We played hide and seek a lot, with pouncing. I’d hide around a corner and then just as he was coming to get me I’d pounce on him and he’d tear off down the hall and turn around a corner, to wait and do the same to me. He’d bring you his rattle mouse if he wanted you to throw it, but he’d only bring it part of the way back before dropping it for you, always just out of reach. The stinker. And he loved to transport socks around the house. Folded, balled-up socks – he would carry them like they were kittens, and move a pile of them from one place to another. He always helped us change the sheets on the bed, by getting in between the layers and batting at them viciously. But when it was time for sleeping, he would make his rounds and make sure everyone got a little Tio time before they fell asleep.

I believe he loved all of us equally, but he really became Mom’s cat when I moved to the states. I wanted to take him with me so badly, but he was already a middle-aged cat who didn’t like change, and the immigration mess was hard enough to figure uot without worrying about bringing an animal across the border. Besides, I knew how much he meant to my mom and my brother, and it didn’t seem fair to hurt them and traumatize Tio, so I said goodbye and left the country. He always remembered me when I visited, though, sniffing me once to confirm my identity and then flopping over for the required belly rub. Seeing his connection with Mom every time I visited helped me feel better about leaving him. Those two shared a wavelength and it was special. He sat with her while she had her morning coffee, coming right up to her face for nuzzles and bonks and kisses. He splayed himself over anything she tried to read, begging for attention. We joked that he was asking “attention me!” and we did, always.

He would have been 12 years old this fall. He had a seizure last year, and recovered, but he was never the same. He had some digestive issues, and he was always sick and seemed to be in pain. They couldn’t find anything wrong with him, and it wasn’t fair to let him keep on fighting through misery so he could have those few moments of love in between. It was a hard and brave decision for Mom to make on her own, and I think she did the right thing. It’s very hard on me that I didn’t get to say goodbye, but life isn’t always fair that way.

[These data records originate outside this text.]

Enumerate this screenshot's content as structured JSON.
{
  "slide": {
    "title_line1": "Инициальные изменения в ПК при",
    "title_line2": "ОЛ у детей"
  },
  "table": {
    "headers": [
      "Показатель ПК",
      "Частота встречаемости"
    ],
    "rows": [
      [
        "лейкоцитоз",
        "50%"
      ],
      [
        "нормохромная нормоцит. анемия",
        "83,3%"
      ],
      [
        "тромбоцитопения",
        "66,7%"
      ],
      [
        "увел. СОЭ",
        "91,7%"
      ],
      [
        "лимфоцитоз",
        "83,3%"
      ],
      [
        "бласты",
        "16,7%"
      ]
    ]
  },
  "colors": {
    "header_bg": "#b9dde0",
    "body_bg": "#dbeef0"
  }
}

I’ll miss you, Tio. I hope you get to be a goalie on one of heaven’s cat hockey teams. I’m going to give Animal, Mojo, and Horton a can of tuna – the good stuff – in your honor.

5 thoughts on “Tio

  1. Anonymous

    I’m so sorry for your loss Jen. Tio sounds like he was a great cat and great member of the family!

    Reply
  2. Mrs. Loudshoes

    I found your blog on The Straight Dope….that was a lovely post. Every cat should be as loved as Tio; it sounds like he was a terrific cat. I’m sorry for your loss.